Все анкеты были анонимные. Это было непременное условие, чтобы ребята могли отвечать откровенно. Но вопросов было много, из них безошибочно выстраивался знакомый облик того или иного ученика, а Василий Артамонович еще сличил почерки и на обороте каждой анкеты написал, кому она принадлежит.
«Какую работу выполняешь по дому?»
Сережа ответил:
«Никакую. У нас есть домработница».
«Кем хочешь стать после окончания школы?»
Сережа ответил:
«Математиком-философом. Буду поступать на мат. — мех. Ленинградского университета. Или на мех. — мат. Московского».
Василий Артамонович решил, что Сережа играет словами «мат. — мех.», «мех. — мат». Директор был историком и не знал, что один и тот же факультет в Москве и в Ленинграде называется по-разному. Сережа это знал.
Взрослые играли с детьми в социологический хоккей. Они составляли хитрые вопросы, чтобы узнать, что из себя представляет современный старшеклассник. А современный старшеклассник взял и испортил научное исследование, написал, что у них есть домработница, хотя на самом деле ее не было.
Глава третья
Сесть на ежа
Толя Кузнецов добрел до автобуса по вязкому, царапающему ноги дну и заглянул в салон. Он ничего не говорил, стоял и ждал, когда последние пассажиры, не желающие мочить ножки, обратят на него внимание. Сзади подходил шофер, шумно расплескивая впереди себя воду.
— Давайте быстрее! Машину закрыть надо, — осипшим голосом сказал он.
— Холодно же в воде стоять, — не выдержал и Толя Кузнецов.
Сережа растерялся. Лезть в воду — противно. Он хотел отсидеться в автобусе. Приедет трактор — вытащит. Даже интересно.

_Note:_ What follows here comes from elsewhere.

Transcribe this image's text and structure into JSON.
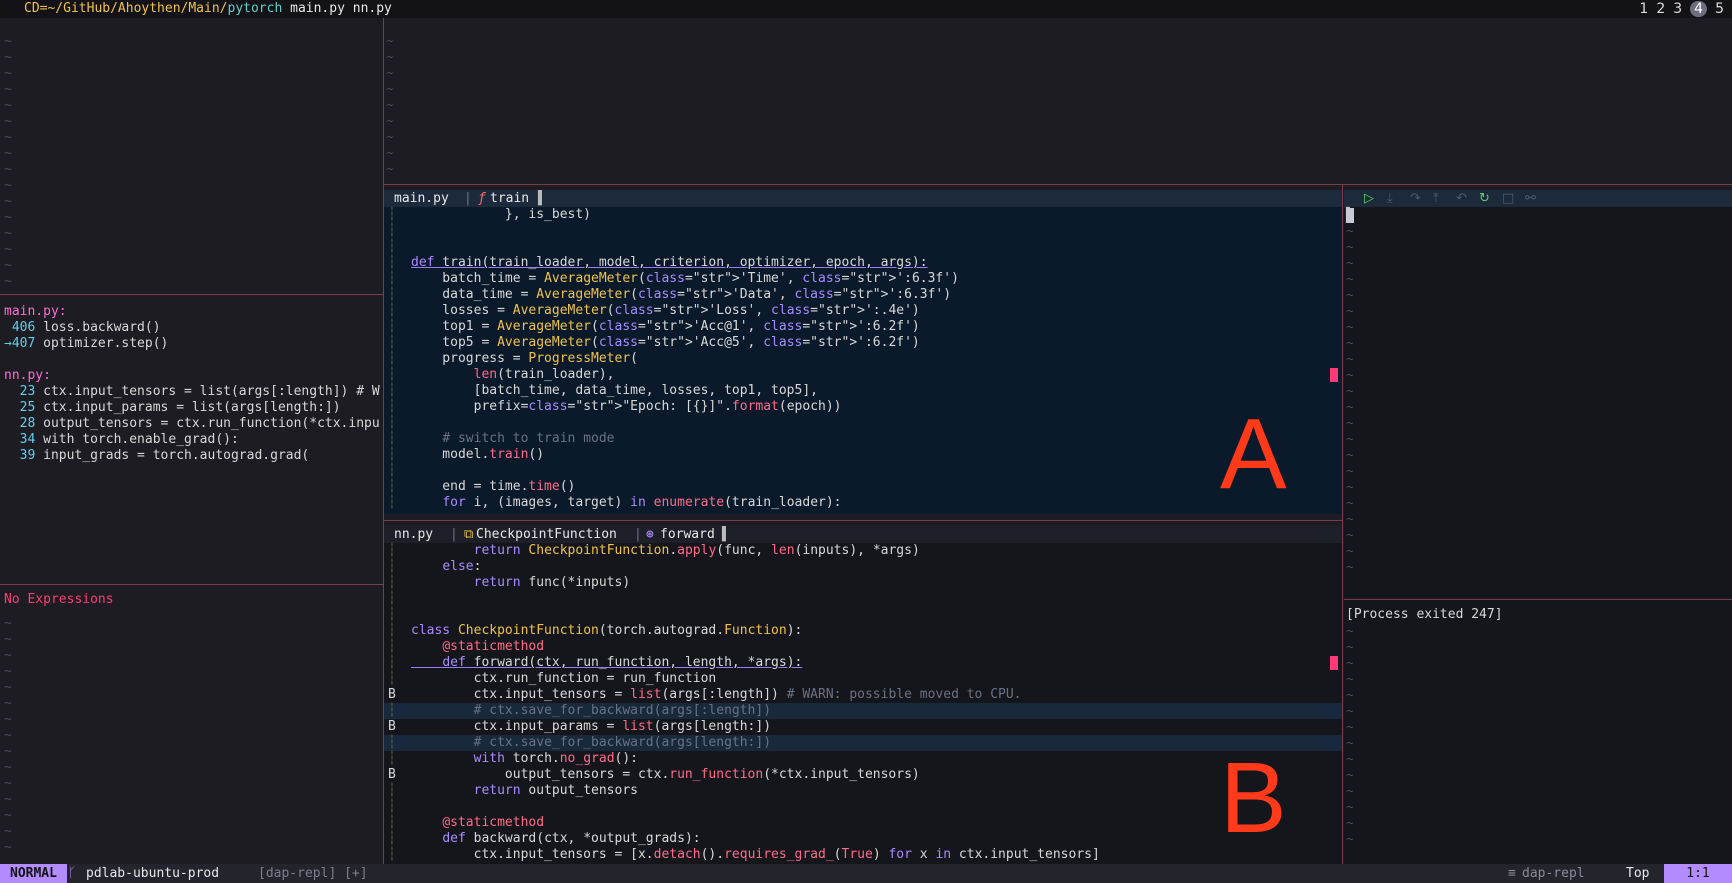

— Иди, — подтолкнул он Валеру.
— Я после вас, — скорчил тот шутовскую гримасу.
— Жуков, Куманин! — страдальчески произнесла Зоя Павловна.

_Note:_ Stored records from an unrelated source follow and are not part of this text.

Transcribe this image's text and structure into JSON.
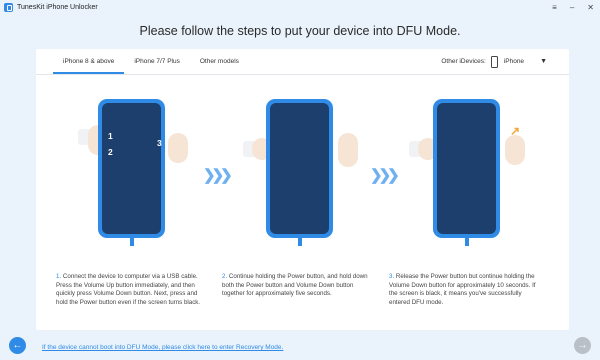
{
  "app": {
    "title": "TunesKit iPhone Unlocker"
  },
  "window_controls": {
    "menu": "≡",
    "minimize": "–",
    "close": "✕"
  },
  "heading": "Please follow the steps to put your device into DFU Mode.",
  "tabs": [
    {
      "label": "iPhone 8 & above",
      "active": true
    },
    {
      "label": "iPhone 7/7 Plus",
      "active": false
    },
    {
      "label": "Other models",
      "active": false
    }
  ],
  "device_selector": {
    "label": "Other iDevices:",
    "selected": "iPhone"
  },
  "steps": [
    {
      "number": "1.",
      "text": "Connect the device to computer via a USB cable. Press the Volume Up button immediately, and then quickly press Volume Down button. Next, press and hold the Power button even if the screen turns black."
    },
    {
      "number": "2.",
      "text": "Continue holding the Power button, and hold down both the Power button and Volume Down button together for approximately five seconds."
    },
    {
      "number": "3.",
      "text": "Release the Power button but continue holding the Volume Down button for approximately 10 seconds. If the screen is black, it means you've successfully entered DFU mode."
    }
  ],
  "phone_labels": [
    "1",
    "2",
    "3"
  ],
  "recovery_link": "If the device cannot boot into DFU Mode, please click here to enter Recovery Mode.",
  "colors": {
    "accent": "#2f8be6",
    "screen": "#1d3f6d",
    "background": "#eaf3fb"
  }
}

Подходя к двери автобуса, Сережа знал, что прыгнет в воду и пойдет, как большинство ребят, но в самый последний момент как-то так получилось, что он уцепился за шофера и поплыл над водой, поджимая испуганно ноги.
— За плечи держись! — сказал Толя Кузнецов. — Ты же его задушишь.
— Ничего, — прохрипел шофер.
Валера без особых переживаний ловко забрался на Толю Кузнецова. Для него это было привычное дело — играть в чехарду, в кучу-малу, где он всегда оказывался сверху.
— Ну как, удобно? — спросил Толя Кузнецов, тяжело передвигая в воде ноги.
— Нормально.
— Сидишь на живом человеке и считаешь — нормально?
— Ты чего, чего? — испугался Валера.
— Я ничего.
— Чего стал?
— Ты там о дураках говорил что-то. Я не понял: кто дурак?
— Ну, я дурак.
— Повтори громко, чтобы все слышали.
— Я дурак, — охотно повторил Валера.
— Громче! И добавь, что ты набитый дурак.
— Я набитый дурак, что еду на человеке верхом, — закричал Валера, добавив от себя «что еду на человеке верхом».
Дождь усилился. Мальчишки и девчонки зябкой, тесной группой стояли на бугорке, прячась всем классом под тремя зонтиками. Услышав громкое заявление Валеры Куманина, все заинтересованно повернули головы.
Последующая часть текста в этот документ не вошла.